Shri Pathirakali Mariamman Temple (ஸ்ரீ பத்திரகாளி மாரியம்மன் திருக்கோவில்) is one of the oldest temples in Madurai district. The Thirumangalam city is known that the mangalyam for goddess Meenakshi of Madurai was designed and done here, so the name Tiru+Mangal(y)am came. In other way, it is said that when lord Murugan married Theivanai in Thiruparankundram (nearest to Tirumangalam), the "Tirumangalyam" was made here and hence the name came

The temple is located 20 km south from Madurai in India. The main shrine would be Shri Mariamman and the Utsava Deity were Shri Pathirakaliamman and Shri Mariamman. The temple was built in 1852 onward by the Thirumangalam Pandiyakula Kshatriya Nadar Uravinmurai. Along with the Temple, they also organized an educational trust named PKN Vidhyasala with 9 Educational Institutions has provided education to thousands of people around the district since 1908.

==History==
In the early 18th century, the Nadars were a community mostly engaged in the palmyra industry, including the production of toddy. However, there were a few subsects comprising wealthy landlords and money lenders. Although numerically dominant in the area, the Nadars had a minimal interaction with other communities and they were themselves divided by their various endogamous subcastes, and thus lacked communal cohesion. While the majority of the Nadar population of the region were poor, landless laborers. Due to their association with toddy, the Nadars were considered lower than other middle castes, but relatively higher than the low castes, and were also prohibited to enter temples built by higher ranked castes. And after the following years Nadar people in every region decided to build a temple and a grocery shops for themselves. Andso in Nadars of Thirumangalam have also decided to build a temple at the heart of the city and they started working for the basement.

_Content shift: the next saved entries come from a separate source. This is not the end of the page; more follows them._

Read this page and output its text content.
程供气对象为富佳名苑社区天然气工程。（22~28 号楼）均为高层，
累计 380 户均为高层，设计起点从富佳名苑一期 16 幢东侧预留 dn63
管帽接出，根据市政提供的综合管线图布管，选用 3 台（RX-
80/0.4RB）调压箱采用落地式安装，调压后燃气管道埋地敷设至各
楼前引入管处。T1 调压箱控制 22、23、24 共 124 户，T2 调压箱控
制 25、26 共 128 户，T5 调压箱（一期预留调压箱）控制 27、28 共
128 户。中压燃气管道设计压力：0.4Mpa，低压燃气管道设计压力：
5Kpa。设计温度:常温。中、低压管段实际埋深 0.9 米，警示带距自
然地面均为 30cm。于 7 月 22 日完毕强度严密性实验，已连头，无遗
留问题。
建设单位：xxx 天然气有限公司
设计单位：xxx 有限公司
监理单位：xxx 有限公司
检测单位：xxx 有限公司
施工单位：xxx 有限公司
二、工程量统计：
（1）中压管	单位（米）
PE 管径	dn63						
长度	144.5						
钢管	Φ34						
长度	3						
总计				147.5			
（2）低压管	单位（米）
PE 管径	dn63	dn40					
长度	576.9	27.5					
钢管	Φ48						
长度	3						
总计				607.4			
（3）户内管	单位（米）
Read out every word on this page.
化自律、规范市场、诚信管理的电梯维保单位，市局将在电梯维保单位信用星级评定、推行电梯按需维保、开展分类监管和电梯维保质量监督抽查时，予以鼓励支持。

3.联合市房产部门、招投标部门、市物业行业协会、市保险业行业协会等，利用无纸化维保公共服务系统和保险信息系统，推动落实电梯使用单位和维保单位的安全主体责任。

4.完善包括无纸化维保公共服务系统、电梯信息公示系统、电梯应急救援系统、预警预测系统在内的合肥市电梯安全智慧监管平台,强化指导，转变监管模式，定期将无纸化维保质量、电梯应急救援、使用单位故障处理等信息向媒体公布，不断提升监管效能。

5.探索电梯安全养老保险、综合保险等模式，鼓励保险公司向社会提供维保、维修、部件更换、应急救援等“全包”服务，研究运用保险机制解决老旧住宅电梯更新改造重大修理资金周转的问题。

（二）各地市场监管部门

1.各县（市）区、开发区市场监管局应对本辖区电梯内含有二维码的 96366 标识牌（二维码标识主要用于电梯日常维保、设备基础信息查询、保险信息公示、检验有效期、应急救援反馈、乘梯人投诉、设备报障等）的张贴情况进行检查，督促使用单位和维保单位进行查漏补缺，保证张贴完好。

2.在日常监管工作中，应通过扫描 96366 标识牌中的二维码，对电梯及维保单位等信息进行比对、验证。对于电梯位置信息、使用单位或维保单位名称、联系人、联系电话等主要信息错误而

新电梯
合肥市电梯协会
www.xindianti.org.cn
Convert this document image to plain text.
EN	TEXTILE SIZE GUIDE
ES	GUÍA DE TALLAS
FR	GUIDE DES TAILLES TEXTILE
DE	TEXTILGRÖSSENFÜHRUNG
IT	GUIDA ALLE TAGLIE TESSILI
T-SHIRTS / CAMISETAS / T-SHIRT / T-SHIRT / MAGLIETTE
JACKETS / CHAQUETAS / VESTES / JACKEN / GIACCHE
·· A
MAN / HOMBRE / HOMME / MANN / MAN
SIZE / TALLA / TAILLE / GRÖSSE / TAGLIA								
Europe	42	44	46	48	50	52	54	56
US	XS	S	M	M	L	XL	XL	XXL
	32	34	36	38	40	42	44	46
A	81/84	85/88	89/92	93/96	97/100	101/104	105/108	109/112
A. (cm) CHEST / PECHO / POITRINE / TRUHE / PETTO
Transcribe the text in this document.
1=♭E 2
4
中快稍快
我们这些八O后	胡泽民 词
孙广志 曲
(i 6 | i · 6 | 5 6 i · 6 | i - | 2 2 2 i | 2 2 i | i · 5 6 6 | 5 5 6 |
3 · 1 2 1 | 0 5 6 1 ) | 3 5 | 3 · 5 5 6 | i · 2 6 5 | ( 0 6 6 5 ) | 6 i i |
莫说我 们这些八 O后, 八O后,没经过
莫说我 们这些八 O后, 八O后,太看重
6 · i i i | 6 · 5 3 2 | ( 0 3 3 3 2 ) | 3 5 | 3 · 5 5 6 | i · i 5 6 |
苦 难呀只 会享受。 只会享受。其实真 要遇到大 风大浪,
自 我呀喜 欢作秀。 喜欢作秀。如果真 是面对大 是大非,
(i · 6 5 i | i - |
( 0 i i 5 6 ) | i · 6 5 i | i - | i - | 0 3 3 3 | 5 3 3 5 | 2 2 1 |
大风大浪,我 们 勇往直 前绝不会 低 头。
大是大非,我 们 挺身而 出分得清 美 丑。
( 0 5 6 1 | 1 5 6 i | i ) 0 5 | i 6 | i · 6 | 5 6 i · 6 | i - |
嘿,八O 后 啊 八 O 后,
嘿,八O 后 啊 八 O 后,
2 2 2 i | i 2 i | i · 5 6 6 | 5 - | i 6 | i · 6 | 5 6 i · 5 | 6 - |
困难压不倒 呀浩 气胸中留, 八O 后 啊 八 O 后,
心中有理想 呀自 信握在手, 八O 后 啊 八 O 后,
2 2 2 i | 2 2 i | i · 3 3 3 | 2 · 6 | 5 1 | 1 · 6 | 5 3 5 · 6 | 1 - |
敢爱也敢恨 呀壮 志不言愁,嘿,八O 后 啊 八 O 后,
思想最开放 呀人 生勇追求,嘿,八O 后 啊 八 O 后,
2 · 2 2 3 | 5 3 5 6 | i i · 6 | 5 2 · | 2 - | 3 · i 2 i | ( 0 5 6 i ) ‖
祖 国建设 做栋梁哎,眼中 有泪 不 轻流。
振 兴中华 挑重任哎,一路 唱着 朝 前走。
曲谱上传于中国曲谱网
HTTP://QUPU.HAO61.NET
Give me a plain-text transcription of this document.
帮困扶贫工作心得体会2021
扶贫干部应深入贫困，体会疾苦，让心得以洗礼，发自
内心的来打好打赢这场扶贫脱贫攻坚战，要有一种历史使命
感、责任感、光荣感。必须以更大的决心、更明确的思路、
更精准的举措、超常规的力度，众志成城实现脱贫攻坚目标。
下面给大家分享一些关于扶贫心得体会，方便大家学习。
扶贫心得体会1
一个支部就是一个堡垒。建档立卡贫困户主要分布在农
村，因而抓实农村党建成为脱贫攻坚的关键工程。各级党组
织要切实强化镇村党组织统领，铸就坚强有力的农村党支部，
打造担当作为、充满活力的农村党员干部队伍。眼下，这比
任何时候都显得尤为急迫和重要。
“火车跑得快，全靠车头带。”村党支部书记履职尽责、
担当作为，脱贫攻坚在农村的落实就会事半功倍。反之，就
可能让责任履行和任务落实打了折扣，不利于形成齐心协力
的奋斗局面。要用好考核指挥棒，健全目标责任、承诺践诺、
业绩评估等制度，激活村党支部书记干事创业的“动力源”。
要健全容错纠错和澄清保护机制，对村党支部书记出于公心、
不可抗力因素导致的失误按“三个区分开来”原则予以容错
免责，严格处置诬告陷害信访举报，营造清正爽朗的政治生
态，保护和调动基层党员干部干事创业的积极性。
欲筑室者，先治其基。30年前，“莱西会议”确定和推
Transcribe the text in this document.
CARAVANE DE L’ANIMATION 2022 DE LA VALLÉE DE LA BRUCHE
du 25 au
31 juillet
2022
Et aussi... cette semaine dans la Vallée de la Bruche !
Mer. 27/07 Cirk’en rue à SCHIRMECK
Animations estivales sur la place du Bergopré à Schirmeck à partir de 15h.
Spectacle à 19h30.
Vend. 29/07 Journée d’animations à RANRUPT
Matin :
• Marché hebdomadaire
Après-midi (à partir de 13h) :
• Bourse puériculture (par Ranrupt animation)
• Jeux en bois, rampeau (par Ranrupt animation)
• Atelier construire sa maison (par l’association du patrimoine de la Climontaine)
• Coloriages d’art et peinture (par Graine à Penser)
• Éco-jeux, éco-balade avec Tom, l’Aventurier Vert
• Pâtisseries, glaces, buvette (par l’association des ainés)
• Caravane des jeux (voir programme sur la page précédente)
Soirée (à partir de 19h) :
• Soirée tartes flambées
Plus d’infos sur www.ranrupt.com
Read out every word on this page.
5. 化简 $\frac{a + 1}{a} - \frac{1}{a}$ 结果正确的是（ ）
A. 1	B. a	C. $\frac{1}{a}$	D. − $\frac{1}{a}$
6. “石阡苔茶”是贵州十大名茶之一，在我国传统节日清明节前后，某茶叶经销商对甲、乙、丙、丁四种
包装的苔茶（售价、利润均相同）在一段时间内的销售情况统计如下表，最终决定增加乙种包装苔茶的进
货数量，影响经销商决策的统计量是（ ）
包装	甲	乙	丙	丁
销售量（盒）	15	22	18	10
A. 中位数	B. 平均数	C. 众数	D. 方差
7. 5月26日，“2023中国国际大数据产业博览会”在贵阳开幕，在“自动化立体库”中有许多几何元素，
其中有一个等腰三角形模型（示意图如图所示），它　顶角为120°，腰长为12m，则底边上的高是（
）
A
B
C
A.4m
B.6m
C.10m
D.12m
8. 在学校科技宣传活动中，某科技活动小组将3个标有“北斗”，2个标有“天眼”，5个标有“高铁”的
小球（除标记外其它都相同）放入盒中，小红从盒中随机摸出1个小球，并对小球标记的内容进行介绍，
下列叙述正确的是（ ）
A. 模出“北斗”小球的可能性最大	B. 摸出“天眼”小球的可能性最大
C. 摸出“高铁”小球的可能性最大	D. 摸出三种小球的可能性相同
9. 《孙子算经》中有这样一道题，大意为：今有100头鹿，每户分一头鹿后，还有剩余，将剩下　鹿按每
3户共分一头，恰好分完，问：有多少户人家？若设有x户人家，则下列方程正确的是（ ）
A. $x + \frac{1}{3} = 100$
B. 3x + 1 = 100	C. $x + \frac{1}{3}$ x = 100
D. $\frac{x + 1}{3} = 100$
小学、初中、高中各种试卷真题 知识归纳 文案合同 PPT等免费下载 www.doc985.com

And there, they founded a Goddess statue along with the some gods of Hindu mythology. They planned to establish a temple around there. They built a temple with the Dravidian Architecture and the Kumbabishegam was held. Then the temple extends with the Lord GopalaKrishnar, Lord Ahora Veerapathrar, Lord Natarajar, Lords Appar, Sundarar, Manickavasagar, Thirugnana Chambanthar, Thirunavukkarasar, Lord Chandikesuwarar and the Navagrahas. And the first Kumbabishegam was conducted in 1857. The temple was constructed and Managed by the Tirumangalam local people of Nadar community under the leadership of Pandiyakula Kshatriya Nadar Uravinmurai Trust.